TOKYO (Reuters) – Asian shares and the euro eased on Friday as the European Central Bank, after inaction from the Federal Reserve, disappointed markets looking for an imminent move to deal with the euro zone debt crisis, spurring risk aversion.
Investors also have reasons to be more cautious ahead of a key U.S. nonfarm payrolls data for July due at 1230 GMT, with job creation of less than the 100,000 forecast likely to boost hopes the Fed, which on Wednesday stood pat with its current monetary policy, would embark on further easing as early as next month.
The euro hit all-time lows against the Australian and New Zealand dollars in early Asia trade around A$1.1600 and NZ$1.4980 respectively, and traded at $1.2176 against the U.S. dollar, not far from a one-week low of $1.21335 touched after investors digested the ECB’s news on Thursday.
MSCI’s broadest index of Asia-Pacific shares outside Japan eased 0.4 percent and Japan’s Nikkei stock average slid 1.3 percent at the open, after global stocks tumbled on Thursday.
Expectations for bold actions had run high after ECB President Mario Draghi on Thursday last week vowed to do whatever it takes to preserve the euro.
“Draghi’s comments last week suggested at something much more urgent and many bubbles were popped by the bank’s rather lacklustre response relative to sky-high expectations,” said Lim Soo-gyun, an analyst at Samsung Securities.
The ECB, after keeping interest rates steady, indicated it may resume buying government bonds to drive down surging Spanish and Italian borrowing costs, but passed the baton back to euro zone governments by saying they must act first.
Draghi hinted that any intervention would not come before September, and only if governments activated the euro zone’s bail-out funds to join the ECB in buying bonds, but he said the bank would consider other “non-standard” measures, hinting at quantitative easing.
By noting signs of an economic recession spreading across the continent, Draghi also left the door open for future rate cuts.
“It was obviously disappointing not to get outright buying of bonds by the Fed and ECB, but it seems they will come and in the case of the ECB, could be unlimited,” said Chris Weston, a dealer at IG Markets in Melbourne.
“It will be interesting to see the reaction of the Asian trading community who have the benefit of going through the information with a clear head, and perhaps not get caught up in the emotion that saw a few traders close out of long positions overnight,” he said, adding that the next key event risk was U.S. payrolls report.
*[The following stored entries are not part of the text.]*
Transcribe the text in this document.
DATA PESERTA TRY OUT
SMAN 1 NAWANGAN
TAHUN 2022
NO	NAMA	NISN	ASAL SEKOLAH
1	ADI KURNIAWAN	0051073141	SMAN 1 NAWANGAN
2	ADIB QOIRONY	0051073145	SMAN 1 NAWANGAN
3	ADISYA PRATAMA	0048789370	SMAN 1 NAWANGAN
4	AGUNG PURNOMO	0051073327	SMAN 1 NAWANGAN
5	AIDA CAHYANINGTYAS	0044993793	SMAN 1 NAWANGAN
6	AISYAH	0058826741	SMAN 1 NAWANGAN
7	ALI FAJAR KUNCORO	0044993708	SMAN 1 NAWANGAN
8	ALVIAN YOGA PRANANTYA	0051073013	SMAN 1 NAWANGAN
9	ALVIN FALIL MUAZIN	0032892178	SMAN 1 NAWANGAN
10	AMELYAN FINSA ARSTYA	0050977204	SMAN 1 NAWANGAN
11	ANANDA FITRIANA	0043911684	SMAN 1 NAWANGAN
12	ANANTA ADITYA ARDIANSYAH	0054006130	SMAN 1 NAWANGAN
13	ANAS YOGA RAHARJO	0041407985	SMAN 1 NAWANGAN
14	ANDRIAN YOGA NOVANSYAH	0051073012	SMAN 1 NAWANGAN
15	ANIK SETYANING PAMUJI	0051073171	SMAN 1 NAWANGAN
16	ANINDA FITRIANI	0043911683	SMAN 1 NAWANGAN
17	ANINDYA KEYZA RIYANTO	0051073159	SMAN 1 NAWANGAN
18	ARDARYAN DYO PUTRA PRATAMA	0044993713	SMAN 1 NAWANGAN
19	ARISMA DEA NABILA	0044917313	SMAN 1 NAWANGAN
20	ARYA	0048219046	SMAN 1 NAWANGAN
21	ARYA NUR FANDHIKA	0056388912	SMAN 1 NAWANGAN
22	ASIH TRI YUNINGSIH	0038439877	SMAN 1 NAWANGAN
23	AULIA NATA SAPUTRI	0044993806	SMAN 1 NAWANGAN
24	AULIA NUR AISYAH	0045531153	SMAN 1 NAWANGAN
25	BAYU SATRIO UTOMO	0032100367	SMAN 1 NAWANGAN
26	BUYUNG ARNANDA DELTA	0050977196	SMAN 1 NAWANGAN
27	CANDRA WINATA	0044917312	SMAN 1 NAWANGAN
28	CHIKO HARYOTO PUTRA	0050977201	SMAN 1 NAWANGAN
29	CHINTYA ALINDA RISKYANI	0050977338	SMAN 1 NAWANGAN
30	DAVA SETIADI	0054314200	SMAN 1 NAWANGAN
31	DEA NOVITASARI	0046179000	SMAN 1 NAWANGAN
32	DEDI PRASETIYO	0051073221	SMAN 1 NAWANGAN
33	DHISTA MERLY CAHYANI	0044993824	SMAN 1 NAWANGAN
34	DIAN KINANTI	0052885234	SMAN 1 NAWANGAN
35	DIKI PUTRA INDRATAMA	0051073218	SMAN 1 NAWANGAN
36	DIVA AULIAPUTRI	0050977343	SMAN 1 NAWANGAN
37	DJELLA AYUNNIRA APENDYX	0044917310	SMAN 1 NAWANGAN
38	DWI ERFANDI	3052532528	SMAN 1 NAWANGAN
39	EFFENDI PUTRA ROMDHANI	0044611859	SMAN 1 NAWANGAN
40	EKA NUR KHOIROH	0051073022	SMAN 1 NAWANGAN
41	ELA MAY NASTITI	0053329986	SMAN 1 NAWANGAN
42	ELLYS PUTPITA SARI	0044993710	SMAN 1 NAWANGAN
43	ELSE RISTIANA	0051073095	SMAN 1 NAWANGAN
U.S. and European shares fell on Thursday, but euro zone bank shares and Spanish stocks were still up since Draghi pledged to help the euro last week, while Europe’s volatility index fell 6 percent on Thursday, signalling investors are still willing to take risk.
Risk aversion may also be tamed somewhat as data on Thursday showed the number of Americans filing new claims for jobless benefits rose last week and manufacturers suffered an unexpected drop in orders in June, suggesting the economy is struggling to break out of a soft patch and needs more monetary stimulus.
The Fed said at this week’s meeting that it is prepared to act if the economy deteriorates further, and economists say the U.S. central bank is buying time to lay the groundwork for further monetary easing possibly at its September 12-13 gathering.
U.S. Treasuries prices jumped on Thursday as the ECB took no concrete action, rekindling safe-haven bids for government debt.
Brent crude inched down 0.1 percent at $105.83 a barrel while U.S. crude futures inched up 0.3 percent to $87.36.
Market jitters unsettled Asian credit markets, sending the spread on the iTraxx Asia ex-Japan investment-grade index wider by 4 basis points.